The company’s recovery in recent years has been spectacular. Like many high street retailers, WHSmith suffered immensely from the impact of successive Covid lockdowns, losing two-thirds of its stock market value in 2020. But through a focus on new product areas, the store almost doubled its profits last year.
Seemingly a good time for the brand to experiment, WHSmith decided to roll out a trial logo rebrand across 10 of its stores shortly before Christmas. At less than 1% of the chain’s retail portfolio, this apparent rebranding attempt was unlikely to disrupt the brand’s recent success.
However, the reaction, at least from marketing circles, was far from soft. Many drew unfavourable comparisons between the ‘WHS’ logo and that used by the NHS since the 1990s. For days, social media was awash with posts from users claiming, in contrast to the company’s growth, that the new logo was evidence that the brand had lost its way.

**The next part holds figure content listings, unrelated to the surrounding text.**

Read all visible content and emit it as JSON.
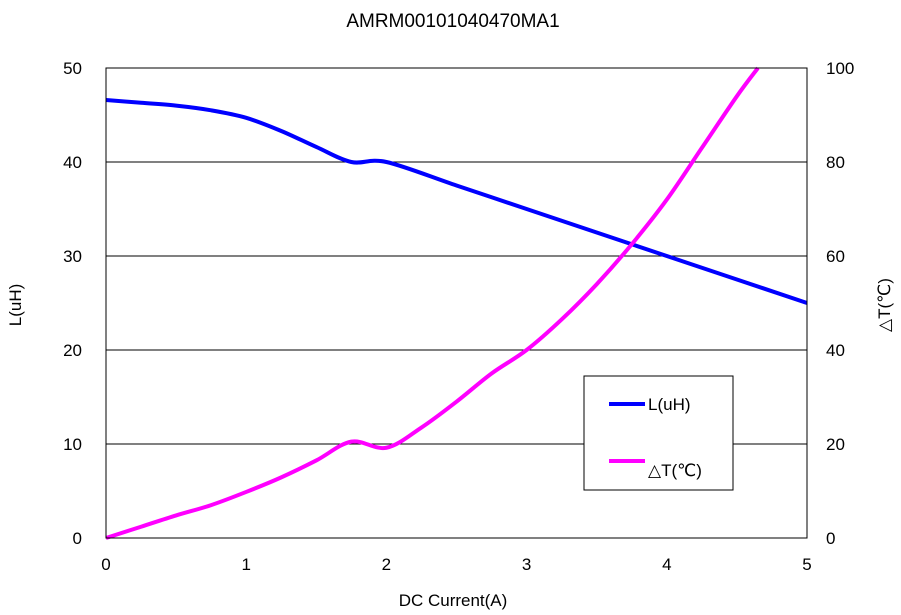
{
  "chart_data": {
    "type": "line",
    "title": "AMRM00101040470MA1",
    "xlabel": "DC Current(A)",
    "ylabel": "L(uH)",
    "y2label": "△T(℃)",
    "xlim": [
      0,
      5
    ],
    "ylim": [
      0,
      50
    ],
    "y2lim": [
      0,
      100
    ],
    "x_ticks": [
      "0",
      "1",
      "2",
      "3",
      "4",
      "5"
    ],
    "y_ticks": [
      "0",
      "10",
      "20",
      "30",
      "40",
      "50"
    ],
    "y2_ticks": [
      "0",
      "20",
      "40",
      "60",
      "80",
      "100"
    ],
    "grid": "horizontal",
    "legend_position": "lower-right",
    "series": [
      {
        "name": "L(uH)",
        "axis": "left",
        "color": "#0000ff",
        "x": [
          0,
          0.25,
          0.5,
          0.75,
          1.0,
          1.25,
          1.5,
          1.75,
          2.0,
          2.5,
          3.0,
          3.5,
          4.0,
          4.5,
          5.0
        ],
        "y": [
          46.6,
          46.3,
          46.0,
          45.5,
          44.7,
          43.3,
          41.6,
          40.0,
          40.0,
          37.5,
          35.0,
          32.5,
          30.0,
          27.5,
          25.0
        ]
      },
      {
        "name": "△T(℃)",
        "axis": "right",
        "color": "#ff00ff",
        "x": [
          0,
          0.25,
          0.5,
          0.75,
          1.0,
          1.25,
          1.5,
          1.75,
          2.0,
          2.25,
          2.5,
          2.75,
          3.0,
          3.25,
          3.5,
          3.75,
          4.0,
          4.25,
          4.5,
          4.65
        ],
        "y": [
          0,
          2.4,
          4.8,
          7.0,
          9.8,
          12.9,
          16.5,
          20.5,
          19.2,
          23.5,
          29.0,
          35.0,
          40.0,
          46.5,
          54.0,
          62.5,
          72.0,
          83.0,
          94.0,
          100.0
        ]
      }
    ]
  }
}
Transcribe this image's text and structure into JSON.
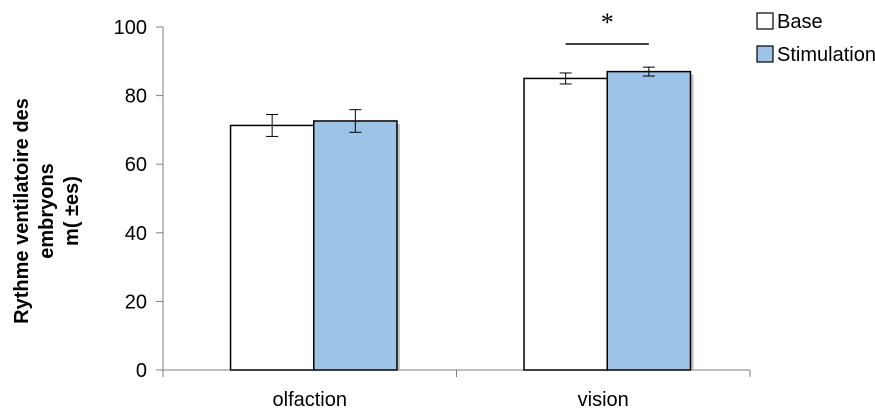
{
  "chart_data": {
    "type": "bar",
    "categories": [
      "olfaction",
      "vision"
    ],
    "series": [
      {
        "name": "Base",
        "color": "#ffffff",
        "values": [
          71.3,
          85.0
        ],
        "errors": [
          3.2,
          1.6
        ]
      },
      {
        "name": "Stimulation",
        "color": "#9dc3e6",
        "values": [
          72.6,
          87.0
        ],
        "errors": [
          3.3,
          1.3
        ]
      }
    ],
    "ylabel_lines": [
      "Rythme ventilatoire des",
      "embryons",
      "m( ±es)"
    ],
    "ylim": [
      0,
      100
    ],
    "yticks": [
      0,
      20,
      40,
      60,
      80,
      100
    ],
    "grid": false,
    "legend_position": "top-right",
    "annotations": [
      {
        "text": "*",
        "category": "vision"
      }
    ]
  }
}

The response from WHSmith was swift, noting that the trial was merely an attempt to localise their offering and signpost the products sold in-store, with no plans to roll out the rebrand further. Was it perhaps a thinly veiled PR stunt? This seems unlikely. While annual Google search volume for the brand peaked in the week of December 17th, it was seasonally affected and, indeed, was lower than at the same point in 2022.
Similarly, social trends showed few signs of public discourse around the rebranding outside of marketing circles. According to data from Brandwatch, content related to WHSmith was over three times less common than during its peak two months prior.

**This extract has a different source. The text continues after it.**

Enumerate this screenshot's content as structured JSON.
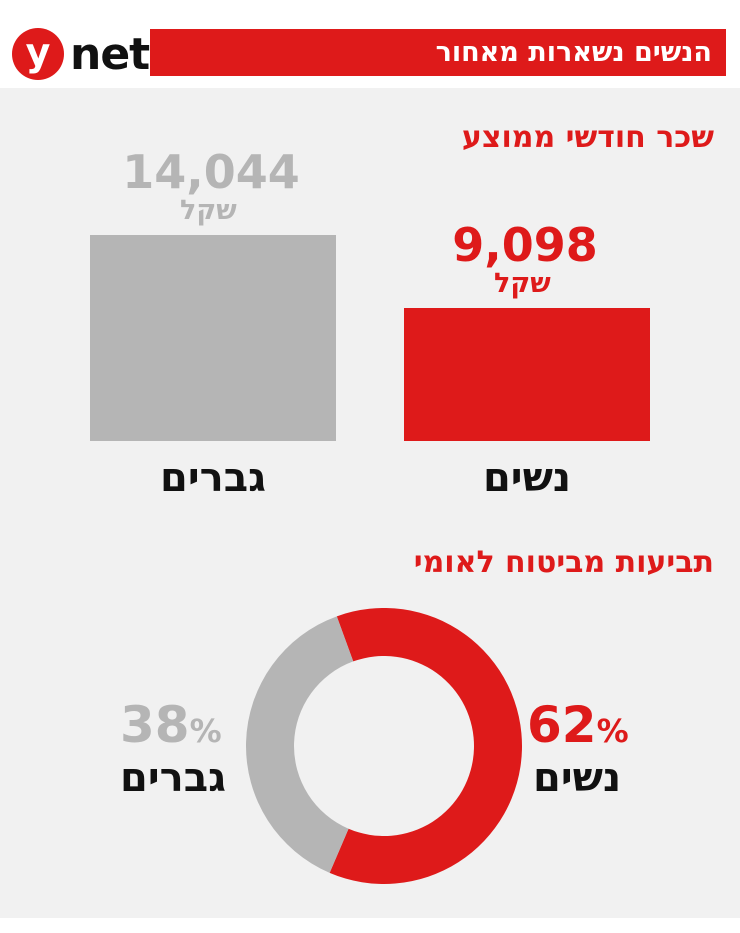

While the WHSmith logo rebranding sparked debate among strategy experts, it was an example of a test-and-learn framework in action. The brand experimented with something new at a select few stores, measured the public response, and promptly announced the end of the experiment. MarketingWeek’s Mark Ritson was strongly critical of the onslaught, arguing that ‘most people on LinkedIn are completely bonkers’ and reiterating the importance of a test-and-learn approach in many brands’ growth stories.

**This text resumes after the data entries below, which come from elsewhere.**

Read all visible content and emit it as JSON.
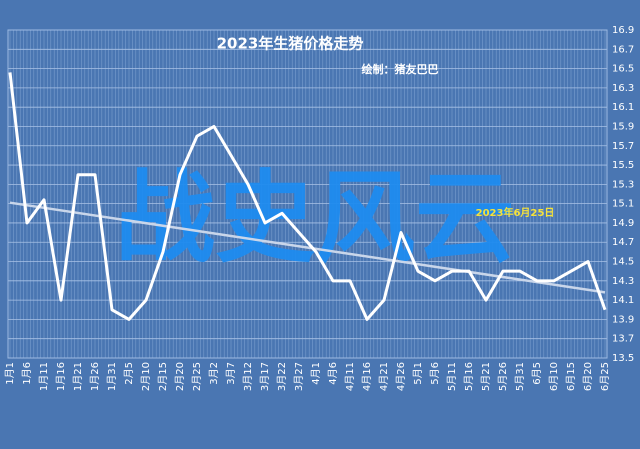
{
  "chart_data": {
    "type": "line",
    "title": "2023年生猪价格走势",
    "subtitle": "绘制：猪友巴巴",
    "watermark": "战史风云",
    "annotation": "2023年6月25日",
    "categories": [
      "1月1",
      "1月6",
      "1月11",
      "1月16",
      "1月21",
      "1月26",
      "1月31",
      "2月5",
      "2月10",
      "2月15",
      "2月20",
      "2月25",
      "3月2",
      "3月7",
      "3月12",
      "3月17",
      "3月22",
      "3月27",
      "4月1",
      "4月6",
      "4月11",
      "4月16",
      "4月21",
      "4月26",
      "5月1",
      "5月6",
      "5月11",
      "5月16",
      "5月21",
      "5月26",
      "5月31",
      "6月5",
      "6月10",
      "6月15",
      "6月20",
      "6月25"
    ],
    "values": [
      16.46,
      14.9,
      15.14,
      14.1,
      15.4,
      15.4,
      14.0,
      13.9,
      14.1,
      14.6,
      15.4,
      15.8,
      15.9,
      15.6,
      15.3,
      14.9,
      15.0,
      14.8,
      14.6,
      14.3,
      14.3,
      13.9,
      14.1,
      14.8,
      14.4,
      14.3,
      14.4,
      14.4,
      14.1,
      14.4,
      14.4,
      14.3,
      14.3,
      14.4,
      14.5,
      14.0
    ],
    "color": "#ffffff",
    "trend": [
      15.11,
      14.18
    ],
    "trend_color": "#c9d6ea",
    "ylim": [
      13.5,
      16.9
    ],
    "yticks": [
      13.5,
      13.7,
      13.9,
      14.1,
      14.3,
      14.5,
      14.7,
      14.9,
      15.1,
      15.3,
      15.5,
      15.7,
      15.9,
      16.1,
      16.3,
      16.5,
      16.7,
      16.9
    ],
    "grid": true
  }
}
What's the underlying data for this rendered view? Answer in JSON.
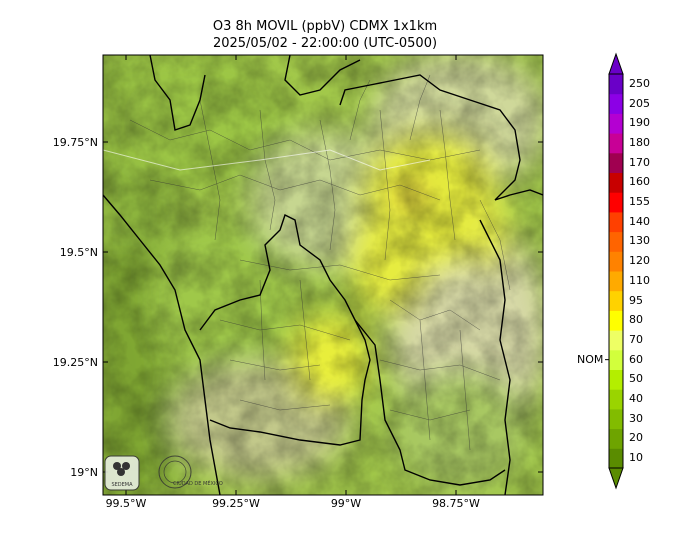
{
  "title": {
    "line1": "O3 8h MOVIL (ppbV) CDMX 1x1km",
    "line2": "2025/05/02 - 22:00:00 (UTC-0500)"
  },
  "map": {
    "lat_labels": [
      "19.75°N",
      "19.5°N",
      "19.25°N",
      "19°N"
    ],
    "lon_labels": [
      "99.5°W",
      "99.25°W",
      "99°W",
      "98.75°W"
    ],
    "logos": [
      {
        "name": "sedema-logo",
        "text": "SEDEMA"
      },
      {
        "name": "ciudad-de-mexico-logo",
        "text": "CIUDAD DE MÉXICO"
      }
    ]
  },
  "colorbar": {
    "levels": [
      "10",
      "20",
      "30",
      "40",
      "50",
      "60",
      "70",
      "80",
      "95",
      "110",
      "120",
      "130",
      "140",
      "155",
      "160",
      "170",
      "180",
      "190",
      "205",
      "250"
    ],
    "colors": [
      "#5a8c00",
      "#6ea400",
      "#82bc00",
      "#9ad400",
      "#b4ee00",
      "#d2ff3c",
      "#eeff64",
      "#ffff00",
      "#ffd200",
      "#ffaa00",
      "#ff8200",
      "#ff6400",
      "#ff4000",
      "#ff0000",
      "#c80000",
      "#a00050",
      "#c80096",
      "#b400d2",
      "#8c00e6",
      "#6a00c8"
    ],
    "nom_label": "NOM",
    "nom_value": 60
  }
}
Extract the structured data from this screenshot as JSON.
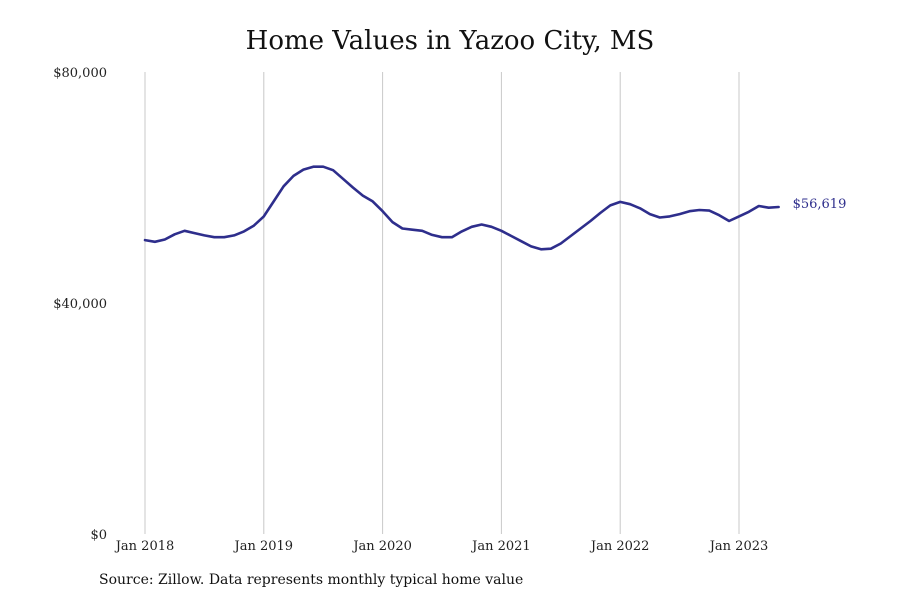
{
  "title": "Home Values in Yazoo City, MS",
  "source": "Source: Zillow. Data represents monthly typical home value",
  "chart_data": {
    "type": "line",
    "title": "Home Values in Yazoo City, MS",
    "xlabel": "",
    "ylabel": "",
    "ylim": [
      0,
      80000
    ],
    "y_ticks": [
      {
        "value": 0,
        "label": "$0"
      },
      {
        "value": 40000,
        "label": "$40,000"
      },
      {
        "value": 80000,
        "label": "$80,000"
      }
    ],
    "x_ticks": [
      {
        "date": "2018-01",
        "label": "Jan 2018"
      },
      {
        "date": "2019-01",
        "label": "Jan 2019"
      },
      {
        "date": "2020-01",
        "label": "Jan 2020"
      },
      {
        "date": "2021-01",
        "label": "Jan 2021"
      },
      {
        "date": "2022-01",
        "label": "Jan 2022"
      },
      {
        "date": "2023-01",
        "label": "Jan 2023"
      }
    ],
    "xlim": [
      "2018-01",
      "2023-11"
    ],
    "grid": "vertical",
    "line_color": "#2e2e8c",
    "end_label": "$56,619",
    "series": [
      {
        "x": [
          "2018-01",
          "2018-02",
          "2018-03",
          "2018-04",
          "2018-05",
          "2018-06",
          "2018-07",
          "2018-08",
          "2018-09",
          "2018-10",
          "2018-11",
          "2018-12",
          "2019-01",
          "2019-02",
          "2019-03",
          "2019-04",
          "2019-05",
          "2019-06",
          "2019-07",
          "2019-08",
          "2019-09",
          "2019-10",
          "2019-11",
          "2019-12",
          "2020-01",
          "2020-02",
          "2020-03",
          "2020-04",
          "2020-05",
          "2020-06",
          "2020-07",
          "2020-08",
          "2020-09",
          "2020-10",
          "2020-11",
          "2020-12",
          "2021-01",
          "2021-02",
          "2021-03",
          "2021-04",
          "2021-05",
          "2021-06",
          "2021-07",
          "2021-08",
          "2021-09",
          "2021-10",
          "2021-11",
          "2021-12",
          "2022-01",
          "2022-02",
          "2022-03",
          "2022-04",
          "2022-05",
          "2022-06",
          "2022-07",
          "2022-08",
          "2022-09",
          "2022-10",
          "2022-11",
          "2022-12",
          "2023-01",
          "2023-02",
          "2023-03",
          "2023-04",
          "2023-05"
        ],
        "values": [
          50900,
          50600,
          51000,
          51900,
          52500,
          52100,
          51700,
          51400,
          51400,
          51700,
          52400,
          53400,
          55000,
          57600,
          60200,
          62000,
          63100,
          63600,
          63600,
          63000,
          61500,
          60000,
          58600,
          57600,
          55900,
          54000,
          52900,
          52700,
          52500,
          51800,
          51400,
          51400,
          52400,
          53200,
          53600,
          53200,
          52500,
          51600,
          50700,
          49800,
          49300,
          49400,
          50300,
          51600,
          52900,
          54200,
          55600,
          56900,
          57500,
          57100,
          56400,
          55400,
          54800,
          55000,
          55400,
          55900,
          56100,
          56000,
          55200,
          54200,
          55000,
          55800,
          56800,
          56500,
          56619
        ]
      }
    ]
  }
}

However, while a trial-and-error approach to rebranding could prove fruitful for some, brands should tread carefully when playing with longstanding logos, especially those with longstanding recognition among British consumers. In recent years, logo changes have often sparked a temporary outcry from certain corners of the internet – such as the simplification of many fashion house typefaces or the suggestion that Mozilla was dropping the eponymous fox from its Firefox emblem, which even prompted the brand to tell fans to ‘remain calm’.
Testing and learning is a necessary, and often rewarding, process for most brands. But, as noted in Creative Review, if brands do decide to trial new identities, they should be prepared to explain clearly and concisely the purpose of the rebranding. After all, as Ritson alludes, social media reactions are often ‘completely bonkers’.